I stub my toe. I say God dangit. This somehow becomes an offense that needs to be excused by a stranger? And amounts to me telling someone how their relationship with God works?
That is peak wokeness.
“Who are you to tell me how my relationship with my race works” would be prime BLM material.
It’s probably the same way you feel when you’re told you have to speak differently, even act differently, just so you don’t offend the sensibilities (I’ll even go with convictions) of others.
It just doesn’t sit well. You know what I’m talking about because you have to endure it from the wokes and crits. You can’t say that now, you can’t say this now, all because it might offend a minority or a trans or whatever. You rightfully scoff at that.
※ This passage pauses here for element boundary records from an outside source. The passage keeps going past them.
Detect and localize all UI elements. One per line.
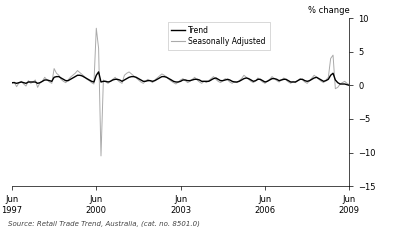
Legend: Trend, Seasonally Adjusted: Trend, Seasonally Adjusted [168,22,270,50]
Text: % change: % change [308,6,349,15]
Text: Source: Retail Trade Trend, Australia, (cat. no. 8501.0): Source: Retail Trade Trend, Australia, (… [8,220,200,227]
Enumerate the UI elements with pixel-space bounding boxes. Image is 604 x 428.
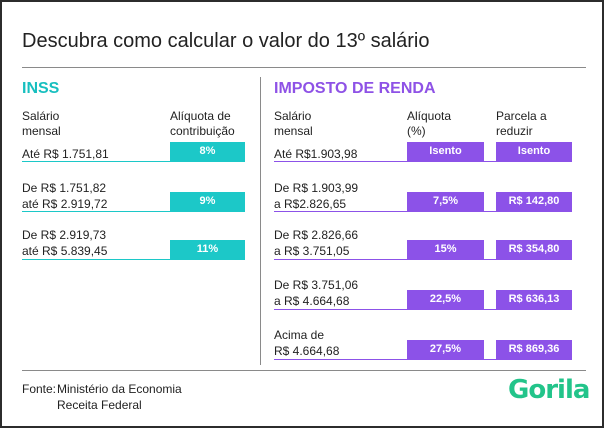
ir-col-deduct-header: Parcela a reduzir bbox=[496, 109, 547, 138]
inss-row-1-label: Até R$ 1.751,81 bbox=[22, 147, 109, 161]
ir-row-1-deduct: Isento bbox=[496, 142, 572, 161]
gorila-logo: Gorila bbox=[508, 375, 590, 405]
ir-row-2-label: De R$ 1.903,99 a R$2.826,65 bbox=[274, 181, 359, 211]
ir-row-4-rate: 22,5% bbox=[407, 290, 484, 309]
footer-divider bbox=[22, 370, 586, 371]
ir-row-1-underline bbox=[274, 161, 572, 162]
ir-row-2-deduct: R$ 142,80 bbox=[496, 192, 572, 211]
inss-row-3-label: De R$ 2.919,73 até R$ 5.839,45 bbox=[22, 228, 108, 258]
ir-section-title: IMPOSTO DE RENDA bbox=[274, 80, 436, 97]
ir-row-3-underline bbox=[274, 259, 572, 260]
inss-row-2-underline bbox=[22, 211, 245, 212]
ir-row-5-deduct: R$ 869,36 bbox=[496, 340, 572, 359]
ir-row-3-deduct: R$ 354,80 bbox=[496, 240, 572, 259]
ir-row-4-underline bbox=[274, 309, 572, 310]
inss-row-1-rate: 8% bbox=[170, 142, 245, 161]
ir-row-1-rate: Isento bbox=[407, 142, 484, 161]
ir-row-3-rate: 15% bbox=[407, 240, 484, 259]
section-divider bbox=[260, 77, 261, 365]
ir-col-rate-header: Alíquota (%) bbox=[407, 109, 452, 138]
ir-row-4-label: De R$ 3.751,06 a R$ 4.664,68 bbox=[274, 278, 359, 308]
inss-row-3-underline bbox=[22, 259, 245, 260]
title-divider bbox=[22, 67, 586, 68]
ir-row-5-label: Acima de R$ 4.664,68 bbox=[274, 328, 340, 358]
page-title: Descubra como calcular o valor do 13º sa… bbox=[22, 30, 430, 52]
ir-row-5-underline bbox=[274, 359, 572, 360]
ir-col-salary-header: Salário mensal bbox=[274, 109, 313, 138]
ir-row-1-label: Até R$1.903,98 bbox=[274, 147, 358, 161]
footer-source-label: Fonte: bbox=[22, 382, 57, 396]
ir-row-3-label: De R$ 2.826,66 a R$ 3.751,05 bbox=[274, 228, 359, 258]
inss-row-3-rate: 11% bbox=[170, 240, 245, 259]
inss-row-2-label: De R$ 1.751,82 até R$ 2.919,72 bbox=[22, 181, 108, 211]
ir-row-4-deduct: R$ 636,13 bbox=[496, 290, 572, 309]
inss-col-rate-header: Alíquota de contribuição bbox=[170, 109, 235, 138]
footer-sources: Ministério da Economia Receita Federal bbox=[57, 382, 182, 412]
inss-row-2-rate: 9% bbox=[170, 192, 245, 211]
inss-row-1-underline bbox=[22, 161, 245, 162]
inss-col-salary-header: Salário mensal bbox=[22, 109, 61, 138]
ir-row-2-rate: 7,5% bbox=[407, 192, 484, 211]
ir-row-5-rate: 27,5% bbox=[407, 340, 484, 359]
inss-section-title: INSS bbox=[22, 80, 60, 97]
ir-row-2-underline bbox=[274, 211, 572, 212]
Where I was raised, cursing like that was just normal. Often a form of levity. I’m just not convinced I have to forfeit all of that solely because of some stranger’s personal relationship with god. It’s quite an imposition.
I’ve talked about this longer than I ever wanted to. I will genuinely try to avoid using that language when I can just in good faith, but sometimes it just comes out.
When I am in church, around individuals or in a situation that I know using god or christ as an exclamation (same goes for ■■■■ and other profanities) I do my absolute best to be respectful and be aware of what comes out of my mouth.
The other thing that wasn’t mentioned is that Gen Alpha does not have a concept of a greater good beyond self and that anything in conflict with self is viewed as hostile. There is no god, God, or societal good to but oneself in subjection to for the greater good, only the elevation of self.
Town square? Who has a town square these days but yes when I am out and about with the wife of whoever I use the term “god” in public.
If that makes me a bad person then oh well.
As for people using the term god or christ, ifs already been explained its learned behavior and just a word like “dam” or “bollocks”. You are either thinking too hard about this or just being contrary for the sake of it.
Submitting to your husband means letting the household be run with logic and reason rather than emotion and chaos. It isn’t some kind of demeaning act that feminists have tried to make it out to be.